The region of sky around the South Celestial Pole, at left, and to the west at right. The two Magellanic Clouds are at centre, the Large one above and the Small Cloud below. The bright star Archernar is at top. At left is the southern Milky Way including Carina, Crux and Centaurus. The Carina Nebula is at upper left with the Southern Cross Below it and Alpha and Beta Centauri rising above the trees. The house is the Tibuc Gardens Cottage, my residence for my 2016 Australia astrophoto excursion. Yes, I left the light on! This is a stack of 5 x 1.5-minute exposures at f/2.8 with the 15mm full-frame fish-eye lens and Canon 5D MkII at ISO 3200, with the ground coming from one of the tracked exposures to minimize trailing.
A single-image ultra-wide sweep of the southern Milky Way from Crux, the Southern Cross (at right) to Aquila (at far left) with the centre of the Galaxy in Sagittarius and Scorpius at centre of frame. The image takes in all of the legendary "Dark Emu" constellation of Australian aboriginal lore, with his head in the Coal Sak dark nebula t right, his neck in the dark rift running from Centaurus to Scorpius, and is body in the large glowing mass of stars and dark nebulas around the galactic core. His feet and tail are in the dark tendrils at left of frame. The faint vertical glow at left running from bottomt to top is the Zodiacal Light and Zodiacal Band. This was taken at about 4 a.m. local time in the pre-dawn sky with the Milky Way high in the east and to the south. Saturn in Libra is at upper left of centre. This is a stack of 7 x 5 minute exposures at f/2.8 with the Rokinon 14mm lens on the Canon 5D Mark II at ISO 1600. An 8th image taken at the end of the sequence when the lens was fogged with dew was layered in to add the star glows.

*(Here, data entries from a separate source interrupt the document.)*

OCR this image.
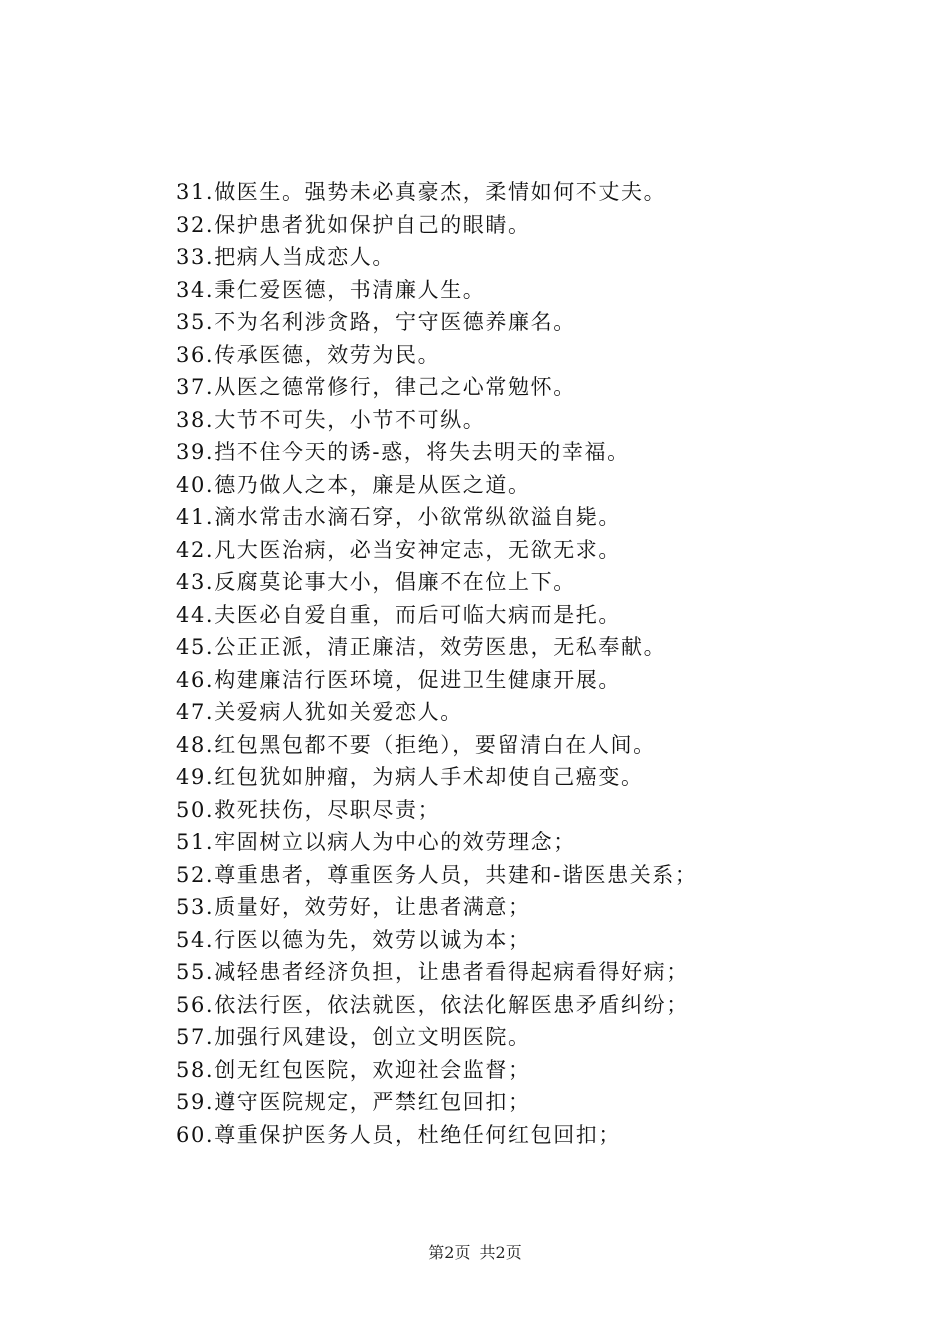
31.做医生。强势未必真豪杰，柔情如何不丈夫。
32.保护患者犹如保护自己的眼睛。
33.把病人当成恋人。
34.秉仁爱医德，书清廉人生。
35.不为名利涉贪路，宁守医德养廉名。
36.传承医德，效劳为民。
37.从医之德常修行，律己之心常勉怀。
38.大节不可失，小节不可纵。
39.挡不住今天的诱-惑，将失去明天的幸福。
40.德乃做人之本，廉是从医之道。
41.滴水常击水滴石穿，小欲常纵欲溢自毙。
42.凡大医治病，必当安神定志，无欲无求。
43.反腐莫论事大小，倡廉不在位上下。
44.夫医必自爱自重，而后可临大病而是托。
45.公正正派，清正廉洁，效劳医患，无私奉献。
46.构建廉洁行医环境，促进卫生健康开展。
47.关爱病人犹如关爱恋人。
48.红包黑包都不要（拒绝），要留清白在人间。
49.红包犹如肿瘤，为病人手术却使自己癌变。
50.救死扶伤，尽职尽责；
51.牢固树立以病人为中心的效劳理念；
52.尊重患者，尊重医务人员，共建和-谐医患关系；
53.质量好，效劳好，让患者满意；
54.行医以德为先，效劳以诚为本；
55.减轻患者经济负担，让患者看得起病看得好病；
56.依法行医，依法就医，依法化解医患矛盾纠纷；
57.加强行风建设，创立文明医院。
58.创无红包医院，欢迎社会监督；
59.遵守医院规定，严禁红包回扣；
60.尊重保护医务人员，杜绝任何红包回扣；
第2页 共2页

The southern Milky Way from Vela (at right) to Centaurus (at left), with the False Cross at left, the trus Southern Cross at right of centre, and Alpha and Beta Centauri at left. The star cluster at lower right is NGC 2516. Omega Centauri is at upper left. The Coal Sack is left of the Southern Cross. This is a stack of 3 x 3 minute exposures at f/2.8 with the 35mm Canon L-series prime lens, and filter-modified Canon 5D Mark II at ISO 800, plus an exposure taken through the Kenko Softon filter for the star glows. Taken from Coonabarabran, NSW, Australia, April 2014.